1. In this study, both individual patient and study-level analyses revealed a negative correlation between placebo response and treatment effect, as measured with the Positive and Negative Syndrome Scale (PANSS) to assess symptom severity in schizophrenia patients.

2. Furthermore, treatment effect heterogeneity showed variation in antipsychotic-specific effects among individuals with schizophrenia.

 Evidence Rating Level: 1 (Excellent)

Individuals with schizophrenia have a broad range of symptomatic responses to antipsychotic treatment, as commonly observed by practicing psychiatrists. Given the possible benefits of tailoring treatment optimized to the patients, quantifying treatment effect heterogeneity (defined as variations in medication-specific effects) in schizophrenia is critical. Specifically, it is important to further elucidate the relationship between treatment effect and placebo response. In the absence of this characteristic, an increasing corpus of literature cannot be accurately interpreted.

The present study estimated this correlation using individual patient data and study-level treatment effects from clinical trials, which were applied to a variability meta-analysis to formally estimate the heterogeneity of antipsychotic effects amongst schizophrenia patients.  Individual patient data from adult patients aged 18-65 years old receiving antipsychotic therapy (n=384) or placebo (n=88) were included from The Yale University Open Data Access database. Study-level data of schizophrenia patients aged 18-65 years old were included in a meta-analysis of 66 clinical trials (n=17,202). Study outcomes analyzed symptom severity in schizophrenia patients using the PANSS.

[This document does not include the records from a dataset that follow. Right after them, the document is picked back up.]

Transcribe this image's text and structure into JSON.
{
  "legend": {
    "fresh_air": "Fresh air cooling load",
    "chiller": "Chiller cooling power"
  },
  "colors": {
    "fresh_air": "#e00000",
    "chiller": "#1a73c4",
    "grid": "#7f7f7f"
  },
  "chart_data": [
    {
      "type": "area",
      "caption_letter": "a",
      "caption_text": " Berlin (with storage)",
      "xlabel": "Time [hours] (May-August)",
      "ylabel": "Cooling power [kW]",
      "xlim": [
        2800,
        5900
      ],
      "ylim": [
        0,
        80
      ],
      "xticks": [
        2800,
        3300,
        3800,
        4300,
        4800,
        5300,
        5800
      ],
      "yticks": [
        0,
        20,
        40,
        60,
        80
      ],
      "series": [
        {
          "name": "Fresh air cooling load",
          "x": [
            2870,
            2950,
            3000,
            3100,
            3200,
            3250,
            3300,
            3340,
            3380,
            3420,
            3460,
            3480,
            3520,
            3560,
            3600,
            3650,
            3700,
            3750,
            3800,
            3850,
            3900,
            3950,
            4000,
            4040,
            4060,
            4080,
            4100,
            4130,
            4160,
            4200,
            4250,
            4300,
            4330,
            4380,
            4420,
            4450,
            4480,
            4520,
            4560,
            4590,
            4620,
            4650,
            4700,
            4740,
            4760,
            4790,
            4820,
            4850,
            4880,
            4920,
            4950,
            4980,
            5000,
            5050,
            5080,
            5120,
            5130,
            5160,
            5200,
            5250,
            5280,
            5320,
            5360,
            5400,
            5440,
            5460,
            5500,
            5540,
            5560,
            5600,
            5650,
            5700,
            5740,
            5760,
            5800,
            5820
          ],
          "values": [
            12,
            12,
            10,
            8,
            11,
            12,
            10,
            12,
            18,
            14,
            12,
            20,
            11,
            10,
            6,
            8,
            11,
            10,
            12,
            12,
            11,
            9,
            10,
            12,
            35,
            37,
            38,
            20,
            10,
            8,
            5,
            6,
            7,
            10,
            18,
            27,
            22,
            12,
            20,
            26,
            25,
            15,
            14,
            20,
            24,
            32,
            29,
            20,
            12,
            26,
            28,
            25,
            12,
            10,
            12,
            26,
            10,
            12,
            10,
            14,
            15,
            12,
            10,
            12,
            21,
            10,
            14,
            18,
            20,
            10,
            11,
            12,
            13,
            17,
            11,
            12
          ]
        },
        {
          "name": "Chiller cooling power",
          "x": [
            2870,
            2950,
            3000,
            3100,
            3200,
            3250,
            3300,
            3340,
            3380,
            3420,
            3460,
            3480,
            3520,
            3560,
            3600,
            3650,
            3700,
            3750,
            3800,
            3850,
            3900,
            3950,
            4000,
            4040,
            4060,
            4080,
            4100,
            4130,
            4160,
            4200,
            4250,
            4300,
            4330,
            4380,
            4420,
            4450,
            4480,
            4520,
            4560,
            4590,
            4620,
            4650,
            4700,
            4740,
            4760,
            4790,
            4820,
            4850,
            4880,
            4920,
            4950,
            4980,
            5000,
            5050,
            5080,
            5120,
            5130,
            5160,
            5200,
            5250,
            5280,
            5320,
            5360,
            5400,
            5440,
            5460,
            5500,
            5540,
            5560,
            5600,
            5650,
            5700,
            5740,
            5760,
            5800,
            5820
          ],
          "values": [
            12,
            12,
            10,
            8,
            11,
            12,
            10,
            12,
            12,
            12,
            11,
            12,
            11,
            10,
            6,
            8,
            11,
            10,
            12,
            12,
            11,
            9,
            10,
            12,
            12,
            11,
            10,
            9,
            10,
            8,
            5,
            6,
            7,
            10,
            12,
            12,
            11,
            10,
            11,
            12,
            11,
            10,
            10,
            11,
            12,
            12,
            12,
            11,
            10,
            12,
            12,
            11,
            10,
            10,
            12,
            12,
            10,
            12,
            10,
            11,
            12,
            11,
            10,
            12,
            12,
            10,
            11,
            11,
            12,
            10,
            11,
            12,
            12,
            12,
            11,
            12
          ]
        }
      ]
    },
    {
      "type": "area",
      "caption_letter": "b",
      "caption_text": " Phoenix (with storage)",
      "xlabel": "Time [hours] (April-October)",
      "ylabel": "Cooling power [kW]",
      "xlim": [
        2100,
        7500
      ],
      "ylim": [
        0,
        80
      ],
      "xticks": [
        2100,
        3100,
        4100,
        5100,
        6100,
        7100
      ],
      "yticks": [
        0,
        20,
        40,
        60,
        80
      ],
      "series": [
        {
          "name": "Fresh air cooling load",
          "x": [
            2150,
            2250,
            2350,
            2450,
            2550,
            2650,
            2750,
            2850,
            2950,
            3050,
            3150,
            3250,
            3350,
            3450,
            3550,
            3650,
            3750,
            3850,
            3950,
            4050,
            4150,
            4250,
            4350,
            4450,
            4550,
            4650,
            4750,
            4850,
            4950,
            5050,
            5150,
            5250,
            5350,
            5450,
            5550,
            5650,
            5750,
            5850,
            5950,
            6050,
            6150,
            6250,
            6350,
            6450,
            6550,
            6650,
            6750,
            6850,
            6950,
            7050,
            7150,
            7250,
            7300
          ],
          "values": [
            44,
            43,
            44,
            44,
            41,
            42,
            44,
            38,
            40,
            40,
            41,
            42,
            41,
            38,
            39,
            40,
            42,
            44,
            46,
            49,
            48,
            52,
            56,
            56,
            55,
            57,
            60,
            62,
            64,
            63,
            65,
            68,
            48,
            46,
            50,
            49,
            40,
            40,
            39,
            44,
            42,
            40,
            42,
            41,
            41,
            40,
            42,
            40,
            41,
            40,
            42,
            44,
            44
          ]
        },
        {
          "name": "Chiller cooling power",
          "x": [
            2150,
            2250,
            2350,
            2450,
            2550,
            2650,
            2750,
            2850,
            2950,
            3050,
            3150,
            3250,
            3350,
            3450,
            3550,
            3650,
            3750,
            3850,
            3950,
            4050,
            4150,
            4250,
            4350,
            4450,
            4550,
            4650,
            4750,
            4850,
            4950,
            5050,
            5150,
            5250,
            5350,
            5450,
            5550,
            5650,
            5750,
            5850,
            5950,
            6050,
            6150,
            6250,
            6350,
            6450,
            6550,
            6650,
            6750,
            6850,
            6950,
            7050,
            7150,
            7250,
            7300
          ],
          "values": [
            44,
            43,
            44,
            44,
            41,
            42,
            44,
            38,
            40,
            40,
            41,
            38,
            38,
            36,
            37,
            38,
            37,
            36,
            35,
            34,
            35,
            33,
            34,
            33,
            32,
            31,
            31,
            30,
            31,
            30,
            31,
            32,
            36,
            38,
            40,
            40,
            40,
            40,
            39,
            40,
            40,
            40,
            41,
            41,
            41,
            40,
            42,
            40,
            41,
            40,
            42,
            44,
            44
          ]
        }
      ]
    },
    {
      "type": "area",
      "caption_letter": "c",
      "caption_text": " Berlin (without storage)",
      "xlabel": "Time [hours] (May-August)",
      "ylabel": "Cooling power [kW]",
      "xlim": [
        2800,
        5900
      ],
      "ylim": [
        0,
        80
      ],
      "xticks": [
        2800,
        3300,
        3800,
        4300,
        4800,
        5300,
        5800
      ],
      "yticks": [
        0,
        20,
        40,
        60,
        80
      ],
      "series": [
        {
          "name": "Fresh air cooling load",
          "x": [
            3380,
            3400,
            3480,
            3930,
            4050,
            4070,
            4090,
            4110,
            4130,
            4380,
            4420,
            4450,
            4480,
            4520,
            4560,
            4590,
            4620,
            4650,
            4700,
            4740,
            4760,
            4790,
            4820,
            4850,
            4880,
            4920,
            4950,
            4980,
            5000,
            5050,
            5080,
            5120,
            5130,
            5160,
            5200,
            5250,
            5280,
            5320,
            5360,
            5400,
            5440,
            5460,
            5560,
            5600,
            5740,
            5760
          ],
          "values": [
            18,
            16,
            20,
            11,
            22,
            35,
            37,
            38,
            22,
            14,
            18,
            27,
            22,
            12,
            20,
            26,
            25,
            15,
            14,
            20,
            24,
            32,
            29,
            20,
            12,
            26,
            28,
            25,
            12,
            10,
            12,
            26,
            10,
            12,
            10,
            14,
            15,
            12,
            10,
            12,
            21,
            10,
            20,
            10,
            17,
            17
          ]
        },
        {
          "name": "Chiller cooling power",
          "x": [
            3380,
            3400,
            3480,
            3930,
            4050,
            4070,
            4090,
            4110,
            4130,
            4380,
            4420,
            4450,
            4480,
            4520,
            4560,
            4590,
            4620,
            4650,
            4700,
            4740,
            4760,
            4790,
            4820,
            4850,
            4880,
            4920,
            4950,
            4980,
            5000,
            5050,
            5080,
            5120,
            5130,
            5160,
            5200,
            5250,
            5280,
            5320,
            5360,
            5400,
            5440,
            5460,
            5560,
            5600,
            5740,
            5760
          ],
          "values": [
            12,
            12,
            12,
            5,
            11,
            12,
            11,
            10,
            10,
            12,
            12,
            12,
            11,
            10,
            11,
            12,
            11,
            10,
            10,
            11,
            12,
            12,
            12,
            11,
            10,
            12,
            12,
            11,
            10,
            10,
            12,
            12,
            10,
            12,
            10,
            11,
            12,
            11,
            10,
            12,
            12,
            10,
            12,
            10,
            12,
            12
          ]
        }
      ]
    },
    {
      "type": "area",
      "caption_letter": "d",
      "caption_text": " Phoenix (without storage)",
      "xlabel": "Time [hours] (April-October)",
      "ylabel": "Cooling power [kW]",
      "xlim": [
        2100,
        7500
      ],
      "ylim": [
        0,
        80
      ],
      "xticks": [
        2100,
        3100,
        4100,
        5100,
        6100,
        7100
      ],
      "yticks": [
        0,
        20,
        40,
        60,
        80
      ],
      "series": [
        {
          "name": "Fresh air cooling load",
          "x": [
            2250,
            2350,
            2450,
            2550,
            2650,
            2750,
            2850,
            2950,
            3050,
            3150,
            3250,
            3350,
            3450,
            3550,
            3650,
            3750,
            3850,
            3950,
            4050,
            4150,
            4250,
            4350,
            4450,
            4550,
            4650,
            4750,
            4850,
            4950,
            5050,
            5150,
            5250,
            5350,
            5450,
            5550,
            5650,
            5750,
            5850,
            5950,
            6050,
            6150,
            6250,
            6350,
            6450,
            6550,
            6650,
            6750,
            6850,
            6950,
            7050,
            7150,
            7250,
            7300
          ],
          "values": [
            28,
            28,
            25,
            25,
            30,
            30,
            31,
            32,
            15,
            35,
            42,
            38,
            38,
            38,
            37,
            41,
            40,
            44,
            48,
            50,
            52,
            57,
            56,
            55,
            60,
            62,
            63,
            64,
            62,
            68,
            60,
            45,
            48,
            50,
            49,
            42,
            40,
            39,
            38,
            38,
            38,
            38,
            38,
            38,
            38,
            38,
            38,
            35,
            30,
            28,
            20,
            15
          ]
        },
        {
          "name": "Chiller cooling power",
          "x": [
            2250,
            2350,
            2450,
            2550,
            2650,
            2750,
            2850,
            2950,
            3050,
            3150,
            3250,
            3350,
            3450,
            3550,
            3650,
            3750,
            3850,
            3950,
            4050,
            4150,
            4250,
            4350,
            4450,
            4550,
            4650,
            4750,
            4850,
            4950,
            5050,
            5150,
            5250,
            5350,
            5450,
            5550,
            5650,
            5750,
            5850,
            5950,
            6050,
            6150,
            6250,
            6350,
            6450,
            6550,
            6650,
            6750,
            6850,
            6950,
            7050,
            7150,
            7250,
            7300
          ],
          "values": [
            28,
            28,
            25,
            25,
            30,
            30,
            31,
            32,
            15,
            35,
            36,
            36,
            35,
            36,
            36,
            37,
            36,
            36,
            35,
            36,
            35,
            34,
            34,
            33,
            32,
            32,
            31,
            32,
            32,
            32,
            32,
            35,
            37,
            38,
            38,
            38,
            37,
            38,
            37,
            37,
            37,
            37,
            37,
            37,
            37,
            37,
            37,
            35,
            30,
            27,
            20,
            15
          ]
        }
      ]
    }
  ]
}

Study results demonstrated that in both individual patient and study-level analysis, there was a negative correlation between placebo response and treatment effect. Furthermore, a meta-analysis of treatment effect heterogeneity using the most conservative of these estimates revealed variation in antipsychotic-specific effects among individuals with schizophrenia. Notably, the top quartile of individuals experienced healthy treatment effects of 17.7 points or better on the PANSS total score, whereas the bottom quartile had a treatment effect worse than placebo. However, this study was limited by a correlation detected across research at the study level that may not reflect correlation at the person level, which is known as aggregation bias. Nonetheless, this study was significant in supporting the notion that in schizophrenia, there is significant interindividual variation in terms of symptomatic response to antipsychotic treatment.